Put on By Cunning
- First edition (UK)
- Author: Ruth Rendell
- Language: English
- Series: Inspector Wexford #11
- Genre: Crime, Mystery novel
- Publisher: Hutchinson (UK) Pantheon Books (US)
- Publication date: 13 April 1981
- Publication place: United Kingdom
- Media type: Print (Hardback & Paperback)
- Pages: 207 pp
- ISBN: 0-09-144120-X
- OCLC: 7587626
- Dewey Decimal: 823/.914 19
- LC Class: PR6068.E63 P87 1981
- Preceded by: A Sleeping Life
- Followed by: The Speaker of Mandarin

= Put on By Cunning =

1981 novel by Ruth Rendell

Put on by Cunning is a novel by British crime-writer Ruth Rendell. It was first published in 1981, and features her popular series protagonist Inspector Wexford. It is the 11th in the series.

The title comes from a quotation from Shakespeare's Hamlet, Act V Scene II:

"How these things came about: so shall you hear Of carnal, bloody, and unnatural acts, Of accidental judgments, casual slaughters; of deaths put on by cunning and forced cause, And, in this upshot, purposes mistook Fall'n on the inventors' heads: all this can I Truly deliver".

In the US, the novel was published under the title Death Notes.

== Plot ==
Manuel Camargue, a retired flute virtuoso, is about to marry young Dinah when one January night he dies trapped in the ice of a pond near his home. He had been out walking his dog. Initially thought to be an accident, it later turns out that the musician was about to disinherit his only daughter from his first marriage. Father and daughter had not seen each other for nineteen years, and since the daughter had recently returned from California, a curious fact had alarmed the investigators, particularly Reg Wexford: there had apparently been a meeting between Natalie, the daughter, and Sir Manuel, the father, but during the conversation, Camargue suddenly accused the woman he was talking to of being an impostor and that she would not receive a penny from him. Apparently, the woman had admitted to impersonating Sir Manuel's daughter; the one who reported the entire disconcerting episode was Dinah, the bride-to-be.

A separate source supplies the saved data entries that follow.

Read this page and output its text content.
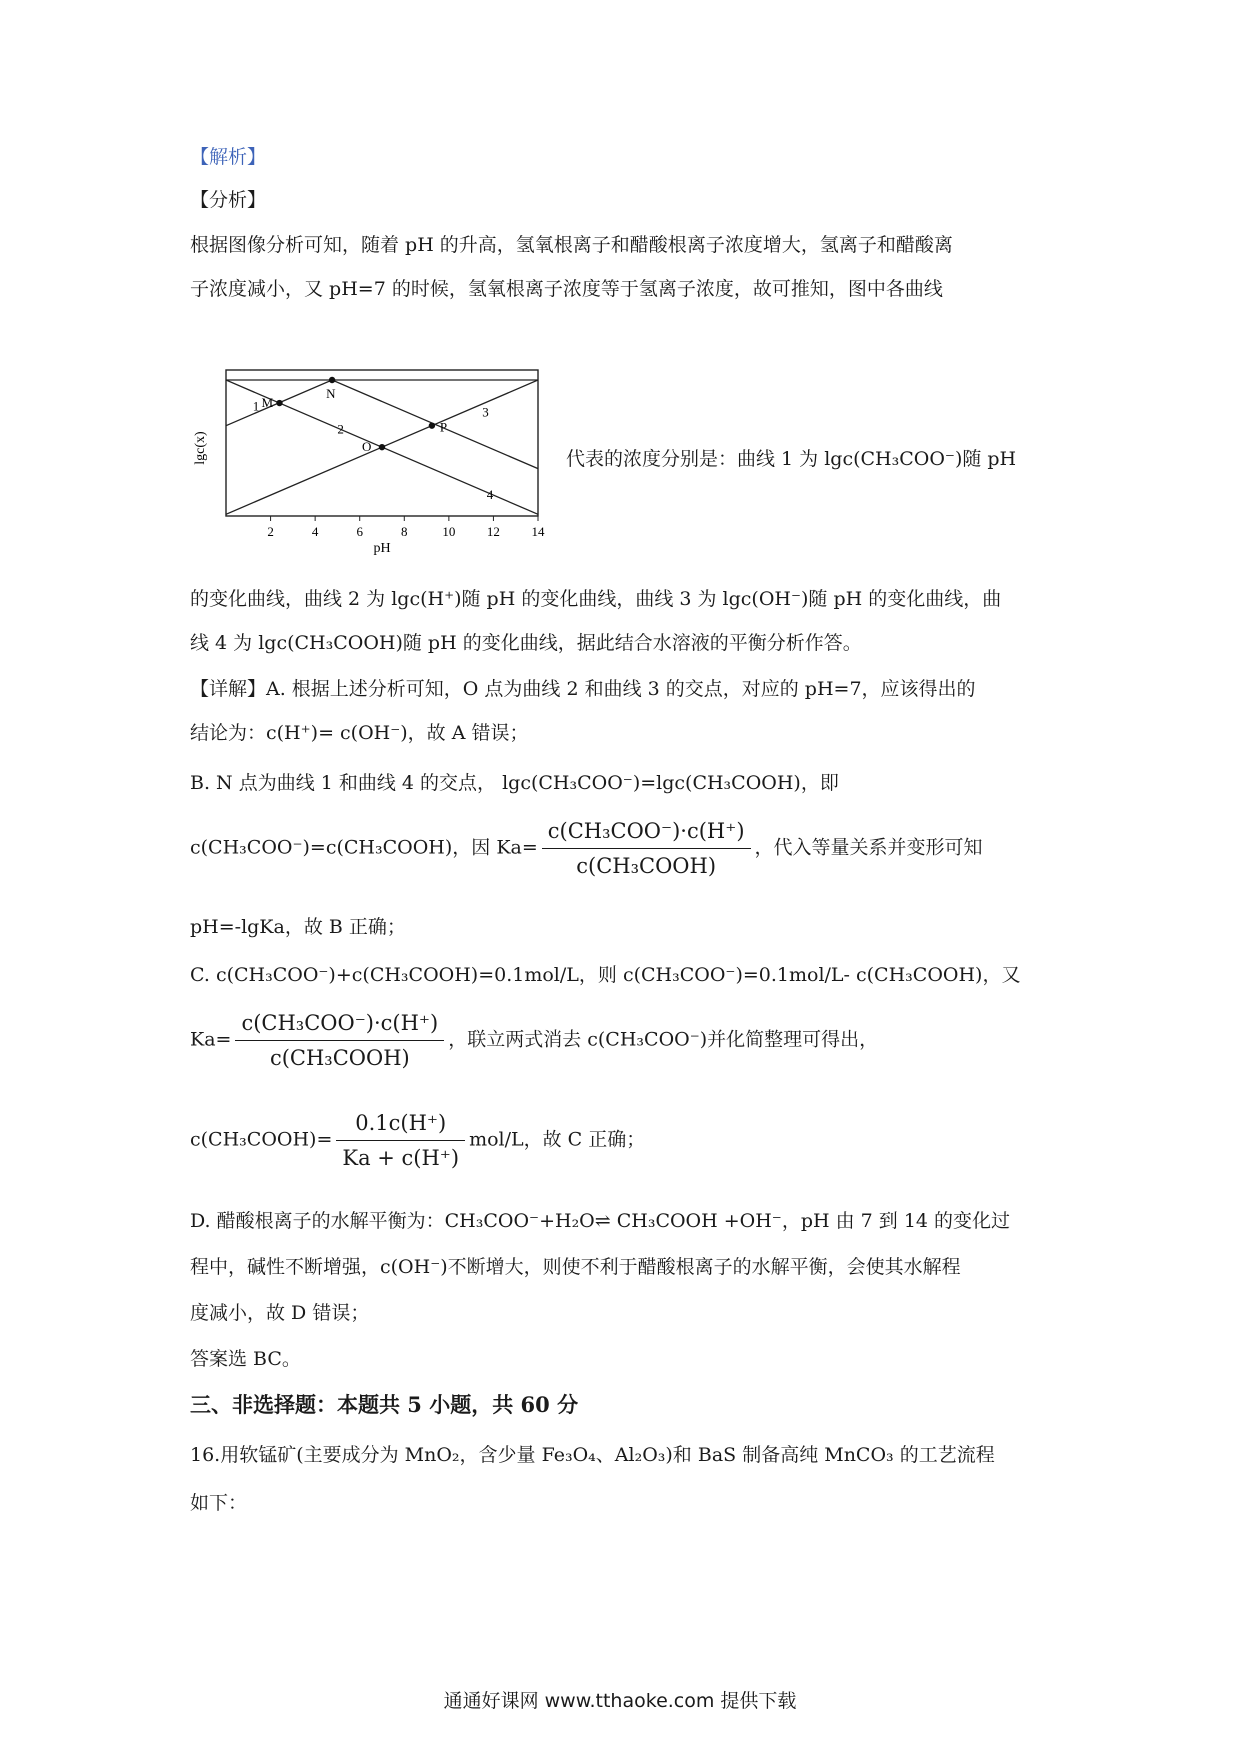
【解析】
【分析】
根据图像分析可知，随着 pH 的升高，氢氧根离子和醋酸根离子浓度增大，氢离子和醋酸离
子浓度减小，又 pH=7 的时候，氢氧根离子浓度等于氢离子浓度，故可推知，图中各曲线
2	4	6	8	10 12 14
pH
lgc(x)
1
2
3
4
M
N
O
P
代表的浓度分别是：曲线 1 为 lgc(CH₃COO⁻)随 pH
的变化曲线，曲线 2 为 lgc(H⁺)随 pH 的变化曲线，曲线 3 为 lgc(OH⁻)随 pH 的变化曲线，曲
线 4 为 lgc(CH₃COOH)随 pH 的变化曲线，据此结合水溶液的平衡分析作答。
【详解】A. 根据上述分析可知，O 点为曲线 2 和曲线 3 的交点，对应的 pH=7，应该得出的
结论为：c(H⁺)= c(OH⁻)，故 A 错误；
B. N 点为曲线 1 和曲线 4 的交点， lgc(CH₃COO⁻)=lgc(CH₃COOH)，即
c(CH₃COO⁻)=c(CH₃COOH)，因 $Ka= \frac{\text{c(CH₃COO⁻)·c(H⁺)}}{\text{c(CH₃COOH)}}$ ，代入等量关系并变形可知
pH=-lgKa，故 B 正确；
C. c(CH₃COO⁻)+c(CH₃COOH)=0.1mol/L，则 c(CH₃COO⁻)=0.1mol/L- c(CH₃COOH)，又
$Ka= \frac{\text{c(CH₃COO⁻)·c(H⁺)}}{\text{c(CH₃COOH)}}$ ，联立两式消去 c(CH₃COO⁻)并化简整理可得出，
c(CH₃COOH)= $\frac{0.1c(H^+)}{Ka + c(H^+)} mol/L$，故 C 正确；
D. 醋酸根离子的水解平衡为：CH₃COO⁻+H₂O⇌ CH₃COOH +OH⁻，pH 由 7 到 14 的变化过
程中，碱性不断增强，c(OH⁻)不断增大，则使不利于醋酸根离子的水解平衡，会使其水解程
度减小，故 D 错误；
答案选 BC。
三、非选择题：本题共 5 小题，共 60 分
16.用软锰矿(主要成分为 MnO₂，含少量 Fe₃O₄、Al₂O₃)和 BaS 制备高纯 MnCO₃ 的工艺流程
如下：
通通好课网 www.tthaoke.com 提供下载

The flutist's sudden death had two serious consequences: his daughter had been the sole heir until then, and remained so; Dinah was supposed to be the sole heir, but this would only be the case after marriage and the drafting of a new will. Given the circumstances, Natalie arrives at her father's house and takes possession without hesitation; she has two friends with her, Ivan and Jane Zoffany. The lawyers who held Camargue's will establish that the woman is exactly who she says she is, and there is a wealth of evidence supporting her identity, from handwriting tests to various identifications. Only one aunt, the sister of her late mother, refuses to meet Natalie, and this does not harm her, although serious resentments have existed between the two women. Wexford goes so far as to travel to California to learn more, but all he can discover is that Natalie, after her widowhood, had a mysterious relationship with a Swiss man who was expelled from the United States because he did not meet the requirements to reside in the country. But nothing is discovered about this character's appearance or identity.

Natalie behaves insolently and indisposedly, but from a legal standpoint, she takes care to sell her father's house, after putting all the valuables in it into storage. Only Sir Manuel's dog remains with Dinah, and the two servants who looked after Camargue, in turn, put up for sale the little house that had been given to them by the musician. Then everyone leaves. Just then, Jane Zoffany disappears, after an argument with her husband, whom she accuses of being Natalie's lover. The search inevitably leads to the furniture warehouse, where Natalie's body, her throat slit, is found in a very large trunk. Wexford, however, finds Zoffany in his sister's house, but realizes she is mad, with a history of hospitalizations, and will need to be committed.

At this point, only one possibility remains: since Sir Manuel's inheritance goes to his niece (the daughter of his only sister) who lives in southern France, Wexford, along with his colleague Burden, sets out to meet her. The woman, Thérèse Lerémy, works in a museum and has a face marked by many small scars. During their meeting, the investigators discover that she has a lover, and that he is not at all unwelcome. So, with the help of a French inspector, they all go to the place where the lovers are to meet and arrest the man. Who is he? A dual national: Swiss, by the name of Fassbender, English, like John Cooper. Natalie's lover for years, he first killed her father, then her, and now he has begun courting his cousin, always to secure Sir Manuel's inheritance. The story of Natalie's accusation of being an impostor is also explained: Since she couldn't go to her father on the appointed day, poor Jane Zoffany went in her place. Initially mistaken by the old man for his daughter, she was later unmasked and told the truth: that she had come in Natalie's place. But Sir Manuel interpreted the episode as a cruel hoax, since he was unaware of Jane's mental disorders and her endless eccentricities.